NEW YORK (GenomeWeb) – Arrowhead Research announced that it has filed an investigational new drug application to begin two Phase IIb, multi-dose trials of its siRNA-based hepatitis B therapy ARC-520.
ARC-520 comprises two distinct siRNAs targeting highly conserved genomic regions across the major HBV genotypes, and is formulated with a proprietary delivery technology called dynamic polyconjugates. It is currently in a Phase IIa trial that is testing doses ranging from 1 mg/kg to 4 mg/kg in chronic HBV patients.
According to Arrowhead, the Phase IIb studies will test multiple doses of ARC-520 in combination with either entecavir or tenofovir, two direct-acting antiviral drugs, in chronic HBV patients.
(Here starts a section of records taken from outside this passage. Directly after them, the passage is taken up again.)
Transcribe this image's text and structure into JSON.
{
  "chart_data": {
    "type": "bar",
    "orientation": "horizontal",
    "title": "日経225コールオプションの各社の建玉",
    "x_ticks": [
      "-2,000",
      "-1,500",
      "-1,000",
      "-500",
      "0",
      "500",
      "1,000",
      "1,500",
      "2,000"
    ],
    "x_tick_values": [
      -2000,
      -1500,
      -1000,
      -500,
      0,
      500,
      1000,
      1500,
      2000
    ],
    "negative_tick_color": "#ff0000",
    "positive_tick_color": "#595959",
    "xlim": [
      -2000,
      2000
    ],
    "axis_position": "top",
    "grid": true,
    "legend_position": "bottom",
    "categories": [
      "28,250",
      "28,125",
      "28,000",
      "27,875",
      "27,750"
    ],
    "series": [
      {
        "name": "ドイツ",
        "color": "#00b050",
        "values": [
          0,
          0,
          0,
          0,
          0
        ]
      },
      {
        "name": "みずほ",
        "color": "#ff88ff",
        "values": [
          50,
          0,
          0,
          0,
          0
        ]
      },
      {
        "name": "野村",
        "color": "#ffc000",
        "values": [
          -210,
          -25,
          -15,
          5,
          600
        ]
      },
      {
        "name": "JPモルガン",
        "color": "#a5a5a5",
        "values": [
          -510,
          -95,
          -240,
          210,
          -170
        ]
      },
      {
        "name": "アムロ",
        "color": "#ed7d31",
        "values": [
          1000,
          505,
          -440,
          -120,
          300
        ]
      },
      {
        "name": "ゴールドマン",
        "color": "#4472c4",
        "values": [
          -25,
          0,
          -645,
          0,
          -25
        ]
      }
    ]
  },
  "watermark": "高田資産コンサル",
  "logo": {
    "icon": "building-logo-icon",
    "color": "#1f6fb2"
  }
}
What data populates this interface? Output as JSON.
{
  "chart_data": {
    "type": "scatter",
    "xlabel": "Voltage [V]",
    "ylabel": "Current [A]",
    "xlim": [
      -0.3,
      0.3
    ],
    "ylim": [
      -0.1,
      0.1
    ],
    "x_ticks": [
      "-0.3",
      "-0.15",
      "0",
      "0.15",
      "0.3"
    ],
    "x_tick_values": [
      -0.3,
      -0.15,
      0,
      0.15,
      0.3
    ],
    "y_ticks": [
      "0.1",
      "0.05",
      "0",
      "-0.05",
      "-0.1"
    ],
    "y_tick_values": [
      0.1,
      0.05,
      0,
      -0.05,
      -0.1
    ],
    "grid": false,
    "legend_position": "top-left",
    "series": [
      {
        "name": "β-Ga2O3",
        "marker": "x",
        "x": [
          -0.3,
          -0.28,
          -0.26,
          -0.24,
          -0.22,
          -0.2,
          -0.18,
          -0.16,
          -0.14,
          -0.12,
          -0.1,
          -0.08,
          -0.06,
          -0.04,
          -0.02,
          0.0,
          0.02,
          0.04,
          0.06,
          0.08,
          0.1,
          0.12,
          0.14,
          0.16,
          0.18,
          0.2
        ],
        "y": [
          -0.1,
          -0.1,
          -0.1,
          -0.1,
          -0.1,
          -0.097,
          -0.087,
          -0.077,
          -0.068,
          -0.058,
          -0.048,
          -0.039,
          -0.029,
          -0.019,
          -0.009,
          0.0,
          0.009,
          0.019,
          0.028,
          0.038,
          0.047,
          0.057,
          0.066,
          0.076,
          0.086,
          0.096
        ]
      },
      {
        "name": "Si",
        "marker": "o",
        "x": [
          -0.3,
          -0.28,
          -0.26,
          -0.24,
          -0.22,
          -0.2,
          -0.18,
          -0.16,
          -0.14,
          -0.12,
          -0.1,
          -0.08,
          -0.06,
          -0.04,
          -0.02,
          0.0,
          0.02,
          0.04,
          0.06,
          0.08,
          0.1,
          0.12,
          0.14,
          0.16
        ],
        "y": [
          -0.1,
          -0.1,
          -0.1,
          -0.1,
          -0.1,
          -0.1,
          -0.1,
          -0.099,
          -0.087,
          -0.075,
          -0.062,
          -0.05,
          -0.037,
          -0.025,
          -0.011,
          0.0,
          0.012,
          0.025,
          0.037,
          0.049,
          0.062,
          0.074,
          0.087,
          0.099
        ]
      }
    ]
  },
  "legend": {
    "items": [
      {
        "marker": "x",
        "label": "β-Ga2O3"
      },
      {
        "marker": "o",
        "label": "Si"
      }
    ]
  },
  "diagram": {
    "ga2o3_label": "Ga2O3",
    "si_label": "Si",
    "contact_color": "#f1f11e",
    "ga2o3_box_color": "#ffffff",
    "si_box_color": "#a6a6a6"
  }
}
One trial, dubbed Heparc-2002, will include patients who are negative for hepatitis B e-antigen (HBeAg) at screening. The other, called Heparc-2003, will include patients who are positive for HBeAg at screening.
The primary objective of the trials is to determine the decline of HBV surface antigen, a known market of active infection, in response to treatment.
Secondary objectives are to assess measures of safety and tolerability and to evaluate multi-dose pharmacokinetics of ARC-520 in patients with chronic HBV infection when co-administered with a fixed dose of entecavir or tenofovir, in addition to other exploratory safety and pharmacodynamic objectives, the company said.
Arrowhead said it plans to also submit additional clinical trial authorization applications for ARC-520 with regulatory authorities in Europe and Asia.